What has happened since Thursday the 16th the day that I was locked out of my home I realized, only when a random reporter from the Modesto Bee came to interview me, is that as bad as I have it.. and as mad as I could have been I still have the common sense to know right from wrong.. I have worked in real estate for years, and have seen so many people vandalize and trash homes because they are mad at the fact that the bank is closing in on them and making them move out of "their home" well, actually until it is paid off it is not your home, if it is a rental it is not your home, and you have to realize that when you sign any contract that you are not doing it necessarily for you to get ahead but either the bank or the landlord to get ahead, how can you trash a house if you have lost your job and the Landlord evicts you because you can't pay the rent?
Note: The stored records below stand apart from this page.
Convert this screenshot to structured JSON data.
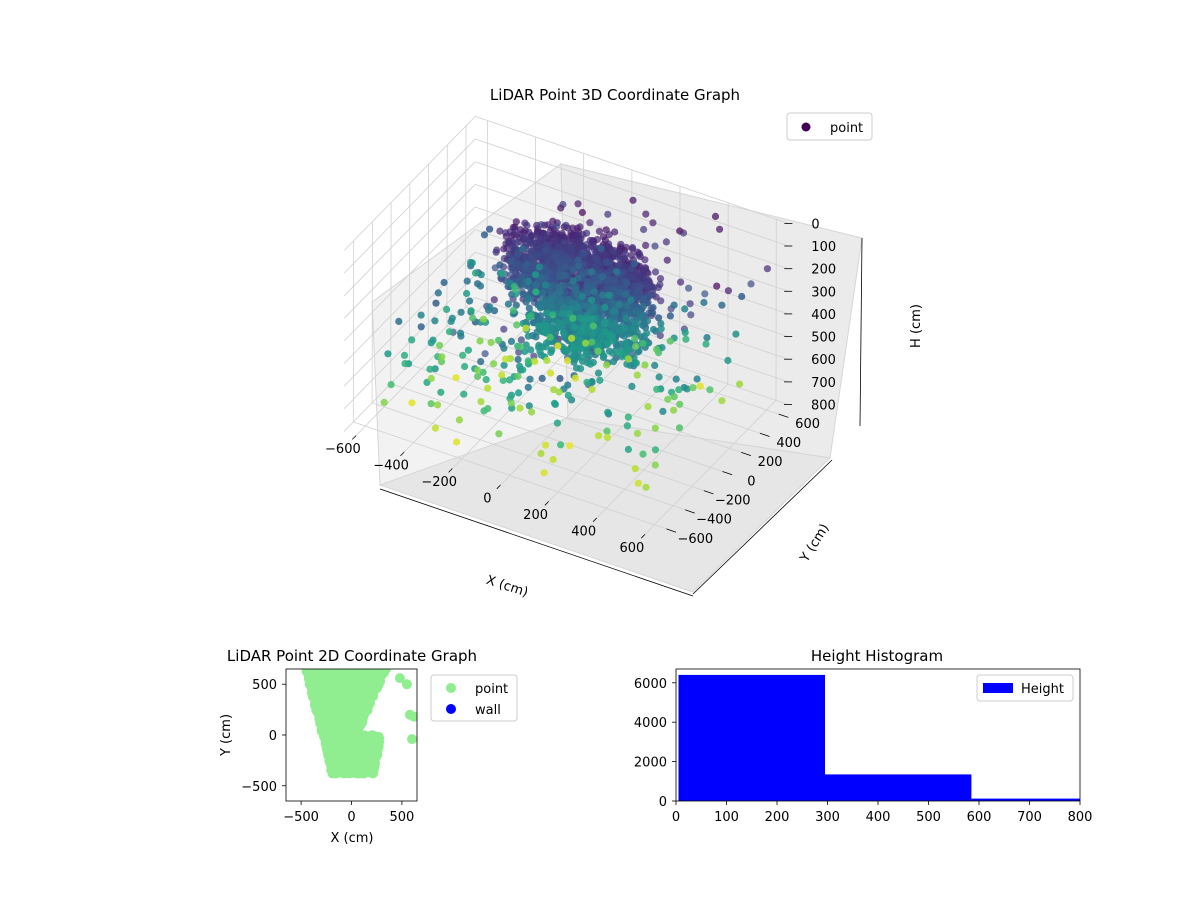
{
  "chart_data": [
    {
      "type": "scatter",
      "projection": "3d",
      "title": "LiDAR Point 3D Coordinate Graph",
      "xlabel": "X (cm)",
      "ylabel": "Y (cm)",
      "zlabel": "H (cm)",
      "xlim": [
        -650,
        650
      ],
      "ylim": [
        -700,
        700
      ],
      "zlim": [
        0,
        800
      ],
      "z_inverted": true,
      "x_ticks": [
        "−600",
        "−400",
        "−200",
        "0",
        "200",
        "400",
        "600"
      ],
      "x_tick_values": [
        -600,
        -400,
        -200,
        0,
        200,
        400,
        600
      ],
      "y_ticks": [
        "−600",
        "−400",
        "−200",
        "0",
        "200",
        "400",
        "600"
      ],
      "y_tick_values": [
        -600,
        -400,
        -200,
        0,
        200,
        400,
        600
      ],
      "z_ticks": [
        "0",
        "100",
        "200",
        "300",
        "400",
        "500",
        "600",
        "700",
        "800"
      ],
      "z_tick_values": [
        0,
        100,
        200,
        300,
        400,
        500,
        600,
        700,
        800
      ],
      "colormap": "viridis",
      "legend": {
        "position": "top-right",
        "entries": [
          {
            "label": "point",
            "color": "#440154"
          }
        ]
      },
      "grid": true
    },
    {
      "type": "scatter",
      "title": "LiDAR Point 2D Coordinate Graph",
      "xlabel": "X (cm)",
      "ylabel": "Y (cm)",
      "xlim": [
        -650,
        650
      ],
      "ylim": [
        -650,
        650
      ],
      "x_ticks": [
        "−500",
        "0",
        "500"
      ],
      "x_tick_values": [
        -500,
        0,
        500
      ],
      "y_ticks": [
        "500",
        "0",
        "−500"
      ],
      "y_tick_values": [
        500,
        0,
        -500
      ],
      "series": [
        {
          "name": "point",
          "color": "#90ee90"
        },
        {
          "name": "wall",
          "color": "#0000ff"
        }
      ],
      "legend": {
        "position": "outside-right"
      }
    },
    {
      "type": "bar",
      "title": "Height Histogram",
      "xlim": [
        0,
        800
      ],
      "ylim": [
        0,
        6700
      ],
      "bins": [
        {
          "start": 5,
          "end": 295,
          "count": 6400
        },
        {
          "start": 295,
          "end": 585,
          "count": 1350
        },
        {
          "start": 585,
          "end": 800,
          "count": 120
        }
      ],
      "x_ticks": [
        "0",
        "100",
        "200",
        "300",
        "400",
        "500",
        "600",
        "700",
        "800"
      ],
      "x_tick_values": [
        0,
        100,
        200,
        300,
        400,
        500,
        600,
        700,
        800
      ],
      "y_ticks": [
        "0",
        "2000",
        "4000",
        "6000"
      ],
      "y_tick_values": [
        0,
        2000,
        4000,
        6000
      ],
      "series": [
        {
          "name": "Height",
          "color": "#0000ff"
        }
      ],
      "legend": {
        "position": "top-right"
      }
    }
  ]
}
How can you be mad at a bank because you signed a contract that you didn't read and now your mortgage has gone up by hundreds of dollars???
What I do know is that I have always tried to do the right thing... I left the home clean, I left the home although I didn't want to, because I was hurting, with no damage.. I actually still like the person that was my Landlord not because I am a sap or a sucker, but because she took a chance on me and it was not either my fault or hers that that didn't work out...
So today I filed for homeless assistance.. I have paid into the system and now I actually have to use it.. not because of OBAMA, but because of just the way the economy is.. which was bad WAAAYYYY before OBAMA came into office, BUT at least after working my whole entire life, and putting money into the system I am able to at least have assistance getting a new place and starting over..
Hey starting over for me is a cake walk, because of course I am contest Barbie... I will do what ever it takes to win a contest and not end up in last place.. I am not in last place not I am actually in a very good place because right now what I get to see is how the "other side lives" and all that does for me is makes me want to fight harder for the underdog... this is not a good situation, and I am not in the perfect living arrangement, but look out.. cause I am going to tell my story to everyone that I walk up to, because this economy was bad WAYYY before OBAMA, and is only getting worse.. EVERYONE is in Jeopardy right now except the rich, and how can you be middle or low class and not realize that we are ALL in jeopardy???
So all I am saying is everyday changes as does every life.. don't be so blind not to realize that your day could change just merely at the end of a work day... I am a big girl I will and always will do fine, even in the times like these, but there are those that prey on the ones that can't make it, and it's not the ones that can't make it that I Pity, but the ones that prey on the ones that just don't know better..
But on a lighter note... I have found that my Explorer (around here called the Exploder) is not a mobile home just because it has four wheels... it sometimes can be a home just because you have kno place to go...Not because you didn't do your part, but because someone WAY higher up didn't, and way before Our current president was in office..
We ALL HAVE TO STAND UP TO ALL POLITICIANS... NOT JUST ONE! THEY ARE ALL LIVING BETTER THAN WE ARE AND TAKING ADVANTAGE OF US...
So with that said, what I do know is that everyday, Times are Changing and we just have To Go With The Flow... No Day Is Perfect, Nor Is Any Life Both Are What YOU Make of it, not the Politicians... But YOU by doing your part even though it is hard. PAY IT FORWARD... I am having the hardest time of my life but, I still have faith, I still have honor, I still have belief in others... and even our crazy government... soo with that said...
Did you hear about the 100 year old hooker, that went into a bar, sat on a bar stool......... and sunk.... sllllloooowwwwllllyyyy tooooo the ground???